Dès lors, « la coopération avec le secteur privé est vitale, tant au niveau national qu'international ». De fait, « la majorité des cas de réussite décrivent la coopération et la contribution du secteur privé comme la seule solution, vitale, excellente, rapide, utile, complète et très bonne », comme le soulignent plusieurs témoignages recueillis par Europol :
« En général, toute demande d'information faite à Facebook ou Instagram reçoit une réponse rapide, avec toutes les données supplémentaires demandées également.
Je pense vraiment que Google et Microsoft offrent la meilleure interaction avec les forces de l'ordre. »
Interrogés au sujet des trois principaux prestataires contactés en 2020, les policiers répondent, sans surprise, Facebook à 65 %, Google (53 %), Microsoft (24 %), Twitter (6 %), Verizon (4 %), les autres (Paypal, Apple, Rakuten, etc.) ne représentant que 24 %.
Les effets positifs du Covid-19
Le recours croissant aux outils numériques et aux procédures dématérialisées, du fait de la pandémie de Covid-19, aurait même eu des effets bénéfiques en la matière, dans plusieurs pays.
Certains n'acceptaient en effet jusqu'alors que des demandes au format papier, d'autres ont accéléré les procédures grâce au mail, ainsi qu'aux échanges via Zoom ou Teams.
A contrario, 34,7 % se plaignent du fait que les procédures ont pris plus de temps, du fait du télétravail ou des confinements, et des problèmes que cela pouvait poser, tant du côté des policiers que des salariés des entreprises privées.
Les rapports de transparence d'Airbnb, Facebook, Google, Microsoft, Snap, TikTok, Twitter et Verizon Media révèlent que, de 2019 à 2020, le volume des demandes de données d'utilisateurs soumises par les autorités a augmenté de 27,1 % dans l'UE, pour atteindre prés de 163 000 demandes en 2020, contre 128 000 en 2019 (+ 27 %), et 105 000 en 2018 (+ 22 %).
65,5 % du total émanent de deux pays : l'Allemagne et la France. Certains États membres ont cela dit observé une forte augmentation de leur volume par rapport à l'année précédente. L'Irlande, où sont basées dans l'UE sept des huit entreprises analysées, a ainsi connu une augmentation de 157 % du volume de demandes soumises, tandis que Malte a enregistré une progression de 99,4 % et le Danemark 73,8 %.
À eux seuls, Facebook et Google ont reçu 79 % du total de ces requêtes, Snapchat et TikTok étant ceux ayant enregistré la plus forte progression entre 2019 et 2020, Airbnb étant, a contrario, celui ayant connu la plus forte baisse, probablement du fait de la pandémie.
Le taux de réponses positives, passé de 57,7 % en 2018 à 62,6 % en 2019, puis 66 % en 2020 en moyenne, montre que les opérateurs refusent de moins en moins de répondre.

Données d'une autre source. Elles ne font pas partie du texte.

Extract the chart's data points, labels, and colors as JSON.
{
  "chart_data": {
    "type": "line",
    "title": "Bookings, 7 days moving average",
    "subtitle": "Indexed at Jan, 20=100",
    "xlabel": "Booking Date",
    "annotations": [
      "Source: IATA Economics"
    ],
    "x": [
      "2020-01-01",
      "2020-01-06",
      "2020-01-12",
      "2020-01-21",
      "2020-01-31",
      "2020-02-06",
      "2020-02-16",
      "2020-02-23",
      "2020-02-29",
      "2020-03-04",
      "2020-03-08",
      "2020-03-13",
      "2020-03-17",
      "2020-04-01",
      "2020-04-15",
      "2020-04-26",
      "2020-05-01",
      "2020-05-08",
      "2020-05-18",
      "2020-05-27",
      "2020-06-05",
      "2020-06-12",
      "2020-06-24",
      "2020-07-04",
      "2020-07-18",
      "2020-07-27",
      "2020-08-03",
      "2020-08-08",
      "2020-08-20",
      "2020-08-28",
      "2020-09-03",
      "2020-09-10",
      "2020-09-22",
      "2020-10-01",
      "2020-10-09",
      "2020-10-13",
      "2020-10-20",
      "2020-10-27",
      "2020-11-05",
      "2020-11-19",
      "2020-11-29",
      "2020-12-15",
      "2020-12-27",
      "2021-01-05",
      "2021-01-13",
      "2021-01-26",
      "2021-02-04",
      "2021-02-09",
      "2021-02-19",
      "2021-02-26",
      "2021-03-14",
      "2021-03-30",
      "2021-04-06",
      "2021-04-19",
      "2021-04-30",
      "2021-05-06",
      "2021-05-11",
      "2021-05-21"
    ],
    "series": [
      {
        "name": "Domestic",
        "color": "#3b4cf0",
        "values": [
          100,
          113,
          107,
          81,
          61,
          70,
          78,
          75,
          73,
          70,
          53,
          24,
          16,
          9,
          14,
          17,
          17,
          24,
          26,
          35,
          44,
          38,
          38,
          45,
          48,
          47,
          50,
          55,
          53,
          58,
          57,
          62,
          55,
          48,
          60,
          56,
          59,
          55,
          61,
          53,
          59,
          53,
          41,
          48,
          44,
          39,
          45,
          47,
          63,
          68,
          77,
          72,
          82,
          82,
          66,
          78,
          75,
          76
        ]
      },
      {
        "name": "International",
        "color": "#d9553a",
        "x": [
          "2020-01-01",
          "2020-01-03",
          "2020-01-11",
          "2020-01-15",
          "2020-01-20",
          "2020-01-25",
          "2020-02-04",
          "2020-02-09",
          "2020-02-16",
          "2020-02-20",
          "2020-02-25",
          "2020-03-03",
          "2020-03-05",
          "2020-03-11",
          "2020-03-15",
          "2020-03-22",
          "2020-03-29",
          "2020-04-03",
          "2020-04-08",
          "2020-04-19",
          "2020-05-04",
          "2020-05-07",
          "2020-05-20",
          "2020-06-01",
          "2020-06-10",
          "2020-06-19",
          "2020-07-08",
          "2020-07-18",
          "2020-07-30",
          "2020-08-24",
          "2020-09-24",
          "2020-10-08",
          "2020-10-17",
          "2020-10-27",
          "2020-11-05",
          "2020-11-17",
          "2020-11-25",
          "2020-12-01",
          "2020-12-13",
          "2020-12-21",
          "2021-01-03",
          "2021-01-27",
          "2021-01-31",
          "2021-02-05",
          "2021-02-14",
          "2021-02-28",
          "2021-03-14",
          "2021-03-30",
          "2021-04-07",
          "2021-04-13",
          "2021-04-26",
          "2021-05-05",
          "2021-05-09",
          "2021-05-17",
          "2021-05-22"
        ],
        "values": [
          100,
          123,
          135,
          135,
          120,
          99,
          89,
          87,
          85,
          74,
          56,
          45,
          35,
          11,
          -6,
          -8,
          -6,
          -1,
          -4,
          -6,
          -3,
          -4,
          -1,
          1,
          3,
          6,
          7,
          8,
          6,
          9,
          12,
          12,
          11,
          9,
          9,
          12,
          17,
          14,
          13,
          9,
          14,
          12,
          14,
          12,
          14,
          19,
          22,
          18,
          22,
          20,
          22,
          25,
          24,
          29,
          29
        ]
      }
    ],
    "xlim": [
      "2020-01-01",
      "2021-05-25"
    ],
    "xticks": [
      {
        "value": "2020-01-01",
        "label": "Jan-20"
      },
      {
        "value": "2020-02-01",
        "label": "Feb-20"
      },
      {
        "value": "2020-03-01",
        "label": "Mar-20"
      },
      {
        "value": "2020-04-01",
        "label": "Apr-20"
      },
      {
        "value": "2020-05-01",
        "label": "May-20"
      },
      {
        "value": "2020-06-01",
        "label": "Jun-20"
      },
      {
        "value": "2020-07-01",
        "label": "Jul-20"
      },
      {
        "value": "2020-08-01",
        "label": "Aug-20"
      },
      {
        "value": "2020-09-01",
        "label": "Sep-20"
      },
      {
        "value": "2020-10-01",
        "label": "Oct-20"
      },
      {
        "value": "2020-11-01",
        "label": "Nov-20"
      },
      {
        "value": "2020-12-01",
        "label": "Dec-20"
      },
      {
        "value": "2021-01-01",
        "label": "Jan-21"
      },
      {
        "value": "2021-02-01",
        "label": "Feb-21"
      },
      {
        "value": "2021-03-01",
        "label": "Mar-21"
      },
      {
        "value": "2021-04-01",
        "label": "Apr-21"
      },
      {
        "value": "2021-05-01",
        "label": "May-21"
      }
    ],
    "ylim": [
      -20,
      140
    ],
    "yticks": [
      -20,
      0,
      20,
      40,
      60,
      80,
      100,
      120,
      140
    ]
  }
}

Seule la Hongrie (46 %) enregistre un nombre de refus supérieur à 50 %, 10 pays enregistrant un taux supérieur à cette moyenne de 66 %, dont la France (75 %), les Pays-Bas (76%), la Belgique (79 %) et la Finlande (82 %).
76 % des demandes soumises par les autorités de l'UE à Google ont abouti en 2020, contre 66 % pour Facebook, 55 % du côté de Microsoft et 54 % chez Twitter. Les taux de réussite les plus faibles sont signalés par Airbnb (37 %), Verizon Media (34 %) et Snapchat (29 %), ces deux derniers n'acceptant pas « les demandes au titre de la coopération volontaire dans des circonstances non urgentes » émises par la plupart des États membres.
Les principales raisons justifiant des refus, ou des demandes d'informations ou de délais supplémentaires, relèvent de l'absence de base légale (et/ou « incorrecte »), le fait de ne pas les avoir adressées à la bonne entité légale (tel qu'à une filiale plutôt qu'à la maison mère), de ne pas respecter scrupuleusement la procédure formelle, d'être « trop large », ou de porter sur des données inexistantes, ou insuffisantes :
« 30 % des plateformes indiquent en 2021 que le manque d'informations sur la nature de l'affaire est l'un des principaux problèmes qui entraînent des retards et des rejets dans le traitement des demandes [et] qu'il est fréquent qu'ils doivent réclamer des informations supplémentaires, ce qui entraîne souvent des retards dans le traitement des demandes et peut même entraîner le rejet de la demande lorsque ces informations ne sont pas fournies en temps voulu. »
Divulgations d'urgence :+ 112 %, dont 58 % par la France
Le volume des demandes de divulgation d'urgence soumises par les autorités de l'UE a de son côté connu une augmentation de 112,1 % : 13 416 en 2020, contre 6 325 en 2019, et 2 931 en 2018.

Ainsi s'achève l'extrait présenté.